Nahar menegaskan, pemaksaan perkawinan masuk dalam bagian dari Tindak Pidana Kekerasan Seksual (TPKS). Pasal 23 UU TPKS menegaskan bahwa perkara TPKS tidak dapat dilakukan penyelesaian di luar proses peradilan, kecuali terhadap pelaku anak sebagaimana diatur dalam UU 11/2012.

Ia menambahkan, pada Senin (29/4) tim Pusat Pelayanan Terpadu Perindungan Perempuan dan Anak (P2TP2A) telah melakukan jemput paksa keluarga korban dari tangan keluarga tersangka.

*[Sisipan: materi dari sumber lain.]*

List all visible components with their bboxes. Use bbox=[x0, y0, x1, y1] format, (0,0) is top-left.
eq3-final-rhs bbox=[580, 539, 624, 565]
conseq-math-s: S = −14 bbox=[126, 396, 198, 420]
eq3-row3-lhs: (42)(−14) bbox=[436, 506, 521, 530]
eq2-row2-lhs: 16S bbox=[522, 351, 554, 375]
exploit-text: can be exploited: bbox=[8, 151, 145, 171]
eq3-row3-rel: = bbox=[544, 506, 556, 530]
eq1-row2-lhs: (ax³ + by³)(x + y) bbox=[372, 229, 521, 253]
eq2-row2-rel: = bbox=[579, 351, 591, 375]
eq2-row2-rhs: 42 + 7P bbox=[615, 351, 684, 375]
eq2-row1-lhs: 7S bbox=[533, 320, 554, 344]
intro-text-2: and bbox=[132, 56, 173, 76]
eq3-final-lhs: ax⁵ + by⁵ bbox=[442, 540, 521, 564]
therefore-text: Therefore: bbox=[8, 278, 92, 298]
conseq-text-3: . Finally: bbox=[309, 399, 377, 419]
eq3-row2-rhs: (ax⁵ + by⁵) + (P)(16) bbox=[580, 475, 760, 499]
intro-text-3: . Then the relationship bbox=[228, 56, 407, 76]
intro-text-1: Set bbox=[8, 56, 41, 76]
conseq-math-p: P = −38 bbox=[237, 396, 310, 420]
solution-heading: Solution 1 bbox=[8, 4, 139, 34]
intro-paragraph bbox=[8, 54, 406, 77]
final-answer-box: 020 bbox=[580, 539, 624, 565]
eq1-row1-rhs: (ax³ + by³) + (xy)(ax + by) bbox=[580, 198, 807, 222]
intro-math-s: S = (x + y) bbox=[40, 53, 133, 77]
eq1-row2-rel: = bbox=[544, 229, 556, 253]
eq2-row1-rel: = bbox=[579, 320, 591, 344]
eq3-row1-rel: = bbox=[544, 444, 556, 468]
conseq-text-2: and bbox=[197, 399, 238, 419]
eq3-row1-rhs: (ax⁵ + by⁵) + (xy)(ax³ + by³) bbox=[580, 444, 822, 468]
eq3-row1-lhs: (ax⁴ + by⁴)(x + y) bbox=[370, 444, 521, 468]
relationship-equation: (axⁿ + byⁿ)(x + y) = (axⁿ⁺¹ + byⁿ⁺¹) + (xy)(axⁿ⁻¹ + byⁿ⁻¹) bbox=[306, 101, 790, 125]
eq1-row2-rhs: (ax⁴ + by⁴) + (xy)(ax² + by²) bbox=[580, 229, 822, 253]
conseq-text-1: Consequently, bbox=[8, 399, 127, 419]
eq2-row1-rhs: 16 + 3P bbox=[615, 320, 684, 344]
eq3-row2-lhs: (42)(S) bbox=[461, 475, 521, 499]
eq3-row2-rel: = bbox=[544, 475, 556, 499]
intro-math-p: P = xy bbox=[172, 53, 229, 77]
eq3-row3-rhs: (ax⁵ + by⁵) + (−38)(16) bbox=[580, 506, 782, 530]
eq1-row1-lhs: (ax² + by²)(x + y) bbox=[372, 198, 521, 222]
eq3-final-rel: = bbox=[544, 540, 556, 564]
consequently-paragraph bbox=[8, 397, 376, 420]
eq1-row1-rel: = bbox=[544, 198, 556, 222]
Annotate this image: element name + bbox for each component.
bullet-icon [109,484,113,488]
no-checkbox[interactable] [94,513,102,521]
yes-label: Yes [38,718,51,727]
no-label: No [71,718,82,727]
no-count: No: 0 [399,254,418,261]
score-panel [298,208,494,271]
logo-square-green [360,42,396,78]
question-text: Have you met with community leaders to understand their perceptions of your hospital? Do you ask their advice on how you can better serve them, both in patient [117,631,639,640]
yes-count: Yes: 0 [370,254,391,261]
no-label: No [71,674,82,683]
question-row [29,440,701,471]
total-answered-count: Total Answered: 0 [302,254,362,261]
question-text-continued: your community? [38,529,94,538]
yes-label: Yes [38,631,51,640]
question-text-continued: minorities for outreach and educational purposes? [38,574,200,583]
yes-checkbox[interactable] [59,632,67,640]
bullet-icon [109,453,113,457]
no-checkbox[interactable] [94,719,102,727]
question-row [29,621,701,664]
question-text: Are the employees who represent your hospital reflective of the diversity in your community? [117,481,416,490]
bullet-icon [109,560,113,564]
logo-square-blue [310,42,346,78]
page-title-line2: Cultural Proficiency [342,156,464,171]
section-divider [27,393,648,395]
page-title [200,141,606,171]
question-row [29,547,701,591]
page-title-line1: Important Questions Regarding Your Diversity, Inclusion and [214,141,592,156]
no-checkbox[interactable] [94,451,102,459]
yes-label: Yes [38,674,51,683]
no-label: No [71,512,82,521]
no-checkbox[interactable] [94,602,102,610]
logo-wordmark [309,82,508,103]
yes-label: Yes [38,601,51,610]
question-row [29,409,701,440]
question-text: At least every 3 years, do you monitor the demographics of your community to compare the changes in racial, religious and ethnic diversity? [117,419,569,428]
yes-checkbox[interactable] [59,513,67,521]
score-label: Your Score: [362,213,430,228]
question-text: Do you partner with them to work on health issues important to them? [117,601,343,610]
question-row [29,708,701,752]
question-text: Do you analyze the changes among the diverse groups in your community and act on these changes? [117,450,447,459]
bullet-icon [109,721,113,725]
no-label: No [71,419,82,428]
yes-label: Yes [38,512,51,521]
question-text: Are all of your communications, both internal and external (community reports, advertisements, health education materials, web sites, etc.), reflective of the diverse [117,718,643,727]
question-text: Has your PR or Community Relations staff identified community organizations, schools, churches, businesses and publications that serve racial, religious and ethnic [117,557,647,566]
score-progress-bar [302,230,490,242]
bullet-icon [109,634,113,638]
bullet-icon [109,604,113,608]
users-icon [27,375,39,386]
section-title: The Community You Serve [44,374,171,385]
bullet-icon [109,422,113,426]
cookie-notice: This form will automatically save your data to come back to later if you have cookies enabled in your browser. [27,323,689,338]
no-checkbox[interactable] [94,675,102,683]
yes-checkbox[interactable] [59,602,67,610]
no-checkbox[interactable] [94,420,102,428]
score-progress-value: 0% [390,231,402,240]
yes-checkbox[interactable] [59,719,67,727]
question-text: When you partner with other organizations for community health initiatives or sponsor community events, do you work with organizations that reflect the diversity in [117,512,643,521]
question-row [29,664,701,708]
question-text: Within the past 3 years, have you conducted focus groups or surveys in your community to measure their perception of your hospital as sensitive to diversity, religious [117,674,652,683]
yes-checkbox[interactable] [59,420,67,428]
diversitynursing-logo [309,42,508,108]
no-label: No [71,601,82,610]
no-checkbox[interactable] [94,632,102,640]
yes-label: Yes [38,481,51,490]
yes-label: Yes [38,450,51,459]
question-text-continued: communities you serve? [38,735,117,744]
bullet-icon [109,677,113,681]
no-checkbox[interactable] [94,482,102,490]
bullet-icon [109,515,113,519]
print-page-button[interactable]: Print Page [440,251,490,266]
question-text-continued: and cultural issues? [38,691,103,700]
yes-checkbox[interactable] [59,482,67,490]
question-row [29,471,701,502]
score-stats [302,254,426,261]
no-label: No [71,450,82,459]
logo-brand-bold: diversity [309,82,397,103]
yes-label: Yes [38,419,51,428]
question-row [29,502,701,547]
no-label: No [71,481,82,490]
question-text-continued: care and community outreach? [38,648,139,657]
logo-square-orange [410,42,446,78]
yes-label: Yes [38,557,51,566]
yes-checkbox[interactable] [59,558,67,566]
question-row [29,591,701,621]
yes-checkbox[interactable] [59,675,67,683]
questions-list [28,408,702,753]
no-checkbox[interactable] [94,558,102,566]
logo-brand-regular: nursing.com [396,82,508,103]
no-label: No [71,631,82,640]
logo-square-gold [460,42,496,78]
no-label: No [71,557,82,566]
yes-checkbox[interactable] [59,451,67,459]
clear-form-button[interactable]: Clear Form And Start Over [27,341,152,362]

"Tim P2TP2A Banyuwangi menjemput paksa korban dan keluarga di rumah keluarga pelaku Senin kemarin, saat ini korban telah kembali ke rumahnya dengan tetap dipantau P2TP2A. Selanjutnya, sedang diupayakan juga agar anak korban dapat kembali sekolah," terang Nahar.

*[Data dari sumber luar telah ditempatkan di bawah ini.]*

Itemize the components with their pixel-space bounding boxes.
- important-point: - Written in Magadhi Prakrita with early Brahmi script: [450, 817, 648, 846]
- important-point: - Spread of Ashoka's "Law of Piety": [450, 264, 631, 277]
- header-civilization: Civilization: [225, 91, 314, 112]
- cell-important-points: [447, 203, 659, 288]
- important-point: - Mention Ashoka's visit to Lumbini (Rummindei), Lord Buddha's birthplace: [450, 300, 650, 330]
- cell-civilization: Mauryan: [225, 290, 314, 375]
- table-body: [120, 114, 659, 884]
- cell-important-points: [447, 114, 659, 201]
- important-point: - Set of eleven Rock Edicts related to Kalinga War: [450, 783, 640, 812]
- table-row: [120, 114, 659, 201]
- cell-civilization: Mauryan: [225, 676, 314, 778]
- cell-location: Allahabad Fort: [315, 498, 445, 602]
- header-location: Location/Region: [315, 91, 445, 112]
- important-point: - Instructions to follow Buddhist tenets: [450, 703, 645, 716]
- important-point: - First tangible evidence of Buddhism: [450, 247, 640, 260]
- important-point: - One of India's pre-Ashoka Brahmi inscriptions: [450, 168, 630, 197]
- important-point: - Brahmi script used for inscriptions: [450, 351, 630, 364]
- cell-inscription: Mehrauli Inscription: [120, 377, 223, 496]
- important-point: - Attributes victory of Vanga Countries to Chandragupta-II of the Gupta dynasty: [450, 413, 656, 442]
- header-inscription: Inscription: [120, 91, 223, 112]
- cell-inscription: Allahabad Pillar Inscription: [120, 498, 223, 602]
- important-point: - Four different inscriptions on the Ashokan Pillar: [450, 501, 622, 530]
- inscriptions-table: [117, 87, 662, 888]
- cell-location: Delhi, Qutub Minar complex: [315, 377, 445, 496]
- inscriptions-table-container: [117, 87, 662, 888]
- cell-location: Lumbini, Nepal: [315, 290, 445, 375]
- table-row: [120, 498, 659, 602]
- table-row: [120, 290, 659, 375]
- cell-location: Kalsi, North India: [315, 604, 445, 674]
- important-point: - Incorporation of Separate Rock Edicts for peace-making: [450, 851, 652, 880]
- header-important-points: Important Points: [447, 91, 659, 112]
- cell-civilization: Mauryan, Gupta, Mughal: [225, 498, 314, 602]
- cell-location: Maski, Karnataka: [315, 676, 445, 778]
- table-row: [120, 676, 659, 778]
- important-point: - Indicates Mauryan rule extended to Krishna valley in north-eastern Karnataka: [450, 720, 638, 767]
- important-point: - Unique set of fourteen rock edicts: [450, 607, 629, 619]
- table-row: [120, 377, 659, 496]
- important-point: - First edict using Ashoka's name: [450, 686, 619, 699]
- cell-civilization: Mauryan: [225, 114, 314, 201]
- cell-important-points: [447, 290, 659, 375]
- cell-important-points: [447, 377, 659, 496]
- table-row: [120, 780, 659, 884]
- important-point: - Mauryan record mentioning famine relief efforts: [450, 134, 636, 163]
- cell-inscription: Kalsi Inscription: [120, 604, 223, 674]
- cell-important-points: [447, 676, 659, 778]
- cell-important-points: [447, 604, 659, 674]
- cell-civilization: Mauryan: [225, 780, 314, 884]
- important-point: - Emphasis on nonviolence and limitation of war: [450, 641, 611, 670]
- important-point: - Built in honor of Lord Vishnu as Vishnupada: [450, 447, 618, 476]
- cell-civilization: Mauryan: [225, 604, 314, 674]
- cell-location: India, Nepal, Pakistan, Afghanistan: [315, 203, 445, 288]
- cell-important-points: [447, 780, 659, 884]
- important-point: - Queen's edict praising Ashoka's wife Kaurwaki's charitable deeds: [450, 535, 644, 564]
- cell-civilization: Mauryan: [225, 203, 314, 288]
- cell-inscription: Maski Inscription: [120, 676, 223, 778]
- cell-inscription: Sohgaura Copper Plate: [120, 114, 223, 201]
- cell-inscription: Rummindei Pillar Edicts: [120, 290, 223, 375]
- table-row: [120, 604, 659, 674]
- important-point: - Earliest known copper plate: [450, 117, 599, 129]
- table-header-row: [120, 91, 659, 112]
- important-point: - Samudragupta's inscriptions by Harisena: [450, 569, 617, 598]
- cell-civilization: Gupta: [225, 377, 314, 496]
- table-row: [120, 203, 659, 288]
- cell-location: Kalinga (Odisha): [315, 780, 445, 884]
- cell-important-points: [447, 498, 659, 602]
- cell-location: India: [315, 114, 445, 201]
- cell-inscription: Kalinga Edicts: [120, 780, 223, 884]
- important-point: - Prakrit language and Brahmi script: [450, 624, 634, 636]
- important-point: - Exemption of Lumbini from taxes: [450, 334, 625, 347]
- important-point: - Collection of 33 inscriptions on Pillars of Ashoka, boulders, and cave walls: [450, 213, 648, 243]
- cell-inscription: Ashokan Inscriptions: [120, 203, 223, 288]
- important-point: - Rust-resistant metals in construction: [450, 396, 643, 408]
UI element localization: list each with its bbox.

Sebagaimana tertulis pada UU TPKS, selain penegakan hukum, UU TPKS juga mengatur hak perlindungan hingga pemulihan korban yang meliputi hak atas penanganan terhadap kasusnya.

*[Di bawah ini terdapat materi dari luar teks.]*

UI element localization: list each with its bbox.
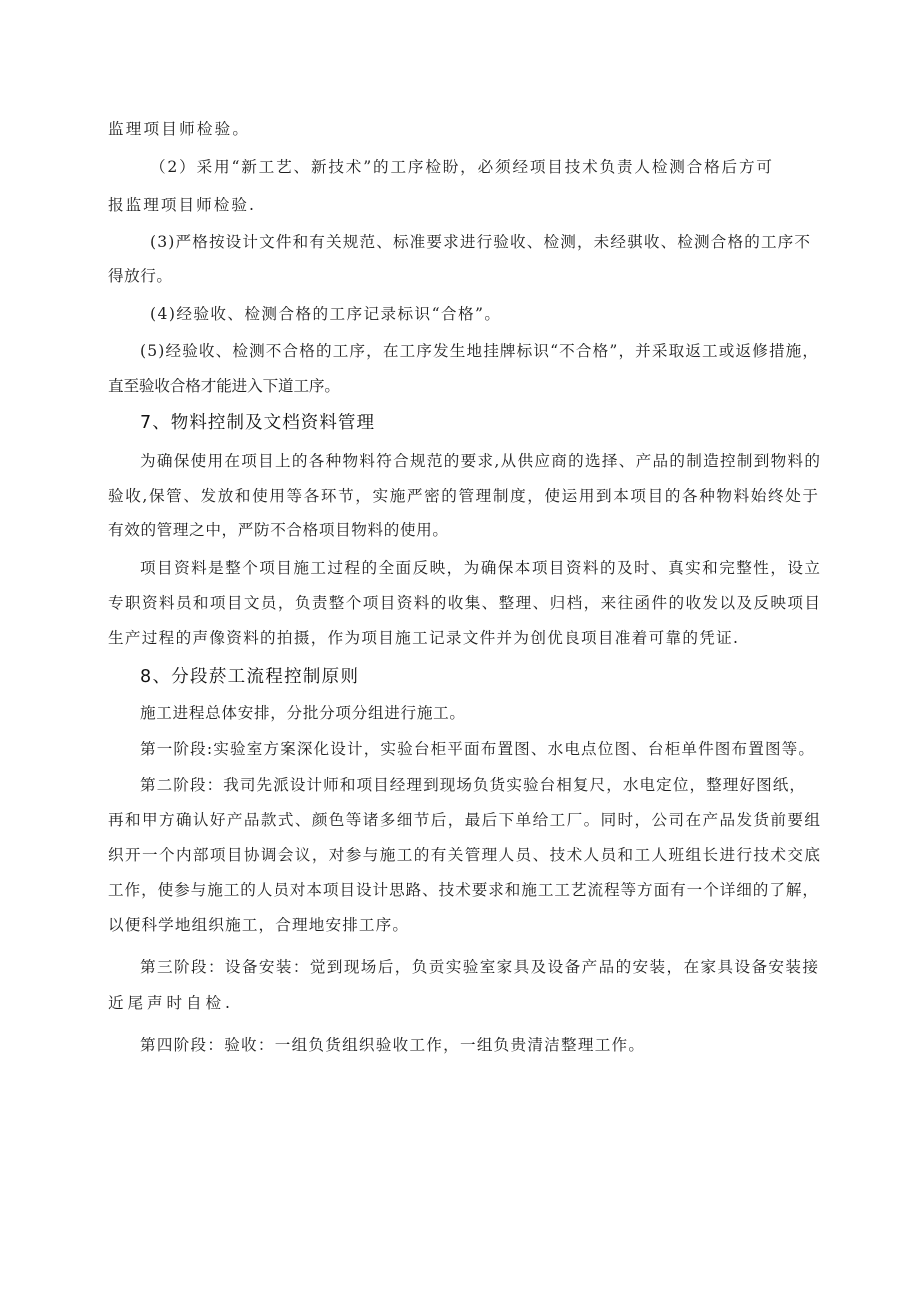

Sebelumnya pada Jumat (26/4) seorang remaja perempuan berusia 17 yang tengah berwisata di ka Pantai Pancer, kawasan Pulau Merah Banyuwangi menjadi korban pemerkosaan oleh dua orang pemuda dari Desa Pancer.

Korban bersama tiga temannya sedang menikmati matahari terbenam hingga makanan ringan di tepi pantai. Saat akan pulang pada pukul 20.30 WIB. Datang tersangka EK (21) dan DPP (20) warga Dusun Pancer, Desa Sumberagung, Kecamatan Pesanggaran yang meminta sejumlah uang.

Korban dan teman-temannya memberikan uang Rp 100 ribu dengan harapan pelaku segera pergi. Bukannya pergi, kedua tersangka justru menjambak dan menyeret korban lalu melakukan tindakan pemerkosaan.

Saat teman-teman korban ketakutan dan berlari mencari bantuan, korban dibawa ke tempat sepi dan kembali diperkosa secara bergantian oleh kedua pelaku. Saat ini, pelaku telah diamankan di Polsek Pesanggaran.

Atas perbuatannya tersangka dijerat dengan Pasal 81 ayat 2 Jo Pasal 76E Undang-Undang Repubik Indonesia Nomor 17 tahun 2016 tentang penetapan Peraturan Pemerintah Pengganti Undang-Undang Nomor 1 tahun 2016 tentang perubahan kedua atas Undang-Unang Republik Indoensia Nomor 23 tahun 2002 tentang perlindungan anak.